The establishment of neuronal connections during the development of the mammalian brain influences adult brain function. After development, synapses are subjected to continuous modification and maintenance throughout adulthood. Thus, homeostasis at the synaptic level requires trafficking of receptors, signaling and scaffolding proteins to and from the postsynaptic specialization.
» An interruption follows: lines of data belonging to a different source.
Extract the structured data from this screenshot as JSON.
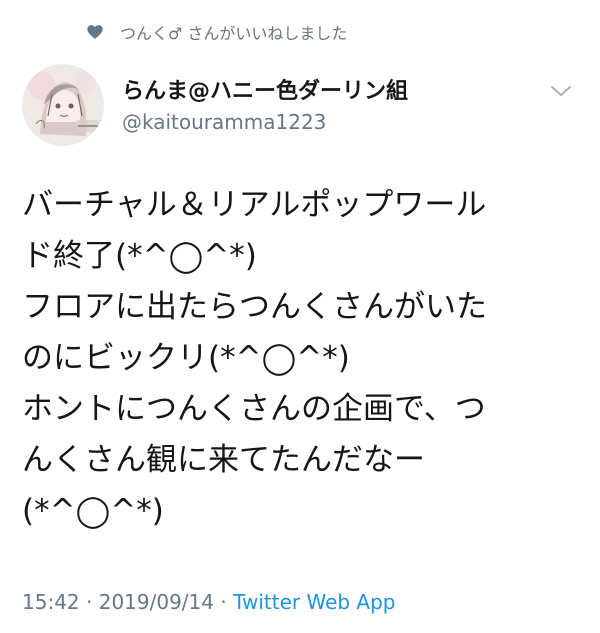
{
  "social_context": {
    "icon": "heart-icon",
    "text": "つんく♂ さんがいいねしました"
  },
  "author": {
    "display_name": "らんま@ハニー色ダーリン組",
    "handle": "@kaitouramma1223"
  },
  "tweet": {
    "lines": [
      "バーチャル＆リアルポップワール",
      "ド終了(*^◯^*)",
      "フロアに出たらつんくさんがいた",
      "のにビックリ(*^◯^*)",
      "ホントにつんくさんの企画で、つ",
      "んくさん観に来てたんだなー",
      "(*^◯^*)"
    ]
  },
  "meta": {
    "time": "15:42",
    "separator1": " · ",
    "date": "2019/09/14",
    "separator2": " · ",
    "source": "Twitter Web App"
  },
  "colors": {
    "secondary_text": "#657786",
    "link": "#1b95e0",
    "primary_text": "#14171a"
  }
}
Therefore, the focus of my three research projects has been to investigate how proteins are trafficked to the synapse and how connections are made while the synapse develops.; My work first focused on the regulation of the trafficking of N-methyl-D-aspartate receptors (NMDARs), a subtype of glutamate channels. NMDARs have been implicated in learning, memory, Alzheimer's Disease and schizophrenia. We identified snapin (SNAP-25 interacting protein) as a binding partner to the NMDAR subunit, NR1. This interaction takes place through the coiled-coil domain of snapin and the first intracellular loop and C0-C1-C2 tail of NR1. Overexpression of snapin in cultured hippocampal neurons causes an activity-independent decrease in NR1 clusters per area dendrite. These NR1 clusters have increased cell surface expression and show a higher degree of apposition to synaptophysin immunostaining compared to NR1 clusters in neurons expressiog GFP.; In addition, I also studied the regulation of the interaction between PSD-95 and the exocyst subunit, sec8, by the PSD-95 interacting protein cypin. PSD-95 is a member of the membrane-associated guanylate kinase (MAGUK) family. MAGUK proteins function as scaffolds that anchor signaling proteins in close proximity to each other to mediate downstream signaling. We found that sec8 and PSD-95 not only interact in the brain but also co-localize at the microtubule organization center (MTOC), cell body, and neurites of PC12 cells. The interaction between sec8 and PSD-95 is regulated by cypin binding to PSD-95.; Lastly, I studied the regulation of dendrite branching by snapin. In this study, we found that the carboxyl half of snapin binds to the CRMP domain of cypin, which is responsible for tubulin heterodimer binding to cypin. As a result, snapin decreases cypin-promoted microtubule assembly in a cell-free assay. In cultured hippocampal neurons, overexpression of snapin results in a decrease in the number of primary dendrites and an increase in the probability that the primary dendrites will branch.